Kaggle Dataset, created by IBM

The data consists of coffee shop transactions in April 2019.

There are ~50,000 total transactions in the data set. The data consists of transactions from shops in New York City only.

Notebook

https://drive.google.com/file/d/1W9WTlLz2F2C-O17L71MpSZduWd0LF0UD/view?usp=drive_web

Deliverable

  1. Which products offer the best margins?
product_margin = coffee_df.groupby('product_type', as_index=False)['total_profit2'].agg('mean')
product_margin = product_margin.sort_values(by='total_profit2', ascending=False).head(10)

bar = px.bar(product_margin, x='product_type', y='total_profit2'
                ,title = 'Clothing Product offers the best margin'
                ,opacity=0.4
                ,color_discrete_sequence = ['red']
                ,labels={'product_type': 'Product', 'total_profit2': 'Margin'}
             )
bar.show()

Screenshot 2024-07-02 at 19.44.12.png

  1. Which products generate the most sales?
Product_sales = coffee_df.groupby('product_type', as_index=False)['line_item2'].count()
Product_sales = Product_sales.sort_values(by='line_item2', ascending=False).head(10)

bar = px.bar(Product_sales, x='product_type', y='line_item2'
                ,title = 'The Brewed Chai Tea has been the most sold Item'
                ,opacity=0.5
                ,color_discrete_sequence = ['orange']
                ,labels={'product_type': 'Product', 'line_item2': 'Count of Sales'}
             )
bar.show()

Screenshot 2024-07-02 at 19.30.34.png

Product_sales2 = coffee_df.groupby('product_type', as_index=False)['line_item2'].sum()
Product_sales2 = Product_sales2.sort_values(by='line_item2', ascending=False).head(10)
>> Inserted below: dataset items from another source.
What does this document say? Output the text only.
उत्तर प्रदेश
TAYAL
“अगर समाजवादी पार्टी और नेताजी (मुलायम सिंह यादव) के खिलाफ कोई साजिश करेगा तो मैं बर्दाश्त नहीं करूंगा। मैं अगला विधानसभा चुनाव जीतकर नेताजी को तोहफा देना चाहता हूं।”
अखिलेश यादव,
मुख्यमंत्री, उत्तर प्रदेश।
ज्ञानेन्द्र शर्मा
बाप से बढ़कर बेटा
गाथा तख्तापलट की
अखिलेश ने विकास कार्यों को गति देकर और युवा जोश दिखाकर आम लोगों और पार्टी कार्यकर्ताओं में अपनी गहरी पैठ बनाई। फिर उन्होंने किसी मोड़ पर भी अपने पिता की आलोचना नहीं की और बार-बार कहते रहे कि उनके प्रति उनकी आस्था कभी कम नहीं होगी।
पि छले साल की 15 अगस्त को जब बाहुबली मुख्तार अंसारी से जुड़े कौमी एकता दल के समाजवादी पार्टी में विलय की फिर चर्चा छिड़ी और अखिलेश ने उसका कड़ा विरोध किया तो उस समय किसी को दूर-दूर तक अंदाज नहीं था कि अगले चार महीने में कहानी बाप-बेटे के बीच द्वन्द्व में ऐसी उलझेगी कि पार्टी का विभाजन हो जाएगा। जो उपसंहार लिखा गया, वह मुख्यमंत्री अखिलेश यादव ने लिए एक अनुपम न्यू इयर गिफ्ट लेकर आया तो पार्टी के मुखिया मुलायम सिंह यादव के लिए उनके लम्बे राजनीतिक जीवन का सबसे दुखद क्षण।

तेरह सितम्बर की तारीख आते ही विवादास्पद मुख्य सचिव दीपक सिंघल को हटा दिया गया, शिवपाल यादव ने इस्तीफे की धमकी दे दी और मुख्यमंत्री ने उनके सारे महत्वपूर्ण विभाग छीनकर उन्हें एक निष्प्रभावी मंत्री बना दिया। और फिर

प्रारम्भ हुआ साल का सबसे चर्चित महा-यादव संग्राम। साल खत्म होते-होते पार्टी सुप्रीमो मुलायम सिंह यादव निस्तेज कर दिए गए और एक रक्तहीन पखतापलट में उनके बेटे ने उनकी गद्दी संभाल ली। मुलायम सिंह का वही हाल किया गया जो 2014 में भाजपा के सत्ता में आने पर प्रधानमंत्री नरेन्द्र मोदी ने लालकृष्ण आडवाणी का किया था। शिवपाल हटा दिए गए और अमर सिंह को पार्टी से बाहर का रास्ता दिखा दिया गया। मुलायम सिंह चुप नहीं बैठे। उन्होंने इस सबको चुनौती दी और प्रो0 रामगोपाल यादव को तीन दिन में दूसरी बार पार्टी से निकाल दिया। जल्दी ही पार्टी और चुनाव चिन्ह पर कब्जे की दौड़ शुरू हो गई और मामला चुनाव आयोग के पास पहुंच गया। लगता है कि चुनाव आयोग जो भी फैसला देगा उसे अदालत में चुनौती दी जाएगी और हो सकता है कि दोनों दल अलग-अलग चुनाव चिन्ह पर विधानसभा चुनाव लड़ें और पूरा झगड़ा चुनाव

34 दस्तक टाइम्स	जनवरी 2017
bar = px.bar(Product_sales2, x='product_type', y='line_item2'
                ,title = 'But the Barista Espresso generates the most Revenue'
                ,opacity=0.4
                ,color_discrete_sequence = ['green']
                ,labels={'product_type': 'Product', 'line_item2': 'Count of Sales'}
             )
bar.show()

Screenshot 2024-07-02 at 19.34.30.png

  1. Are particular customer groups spending more?
# Part 1 - How much Customer infomation do we have?
print(coffee_df['customer_generation'].info())
print('------------------------')
print(round(24852/49894*100,2),'% of data missing')
# Out of 49894, only 24852 customer have their generation specified (49.81 %).
## Data is having limitations here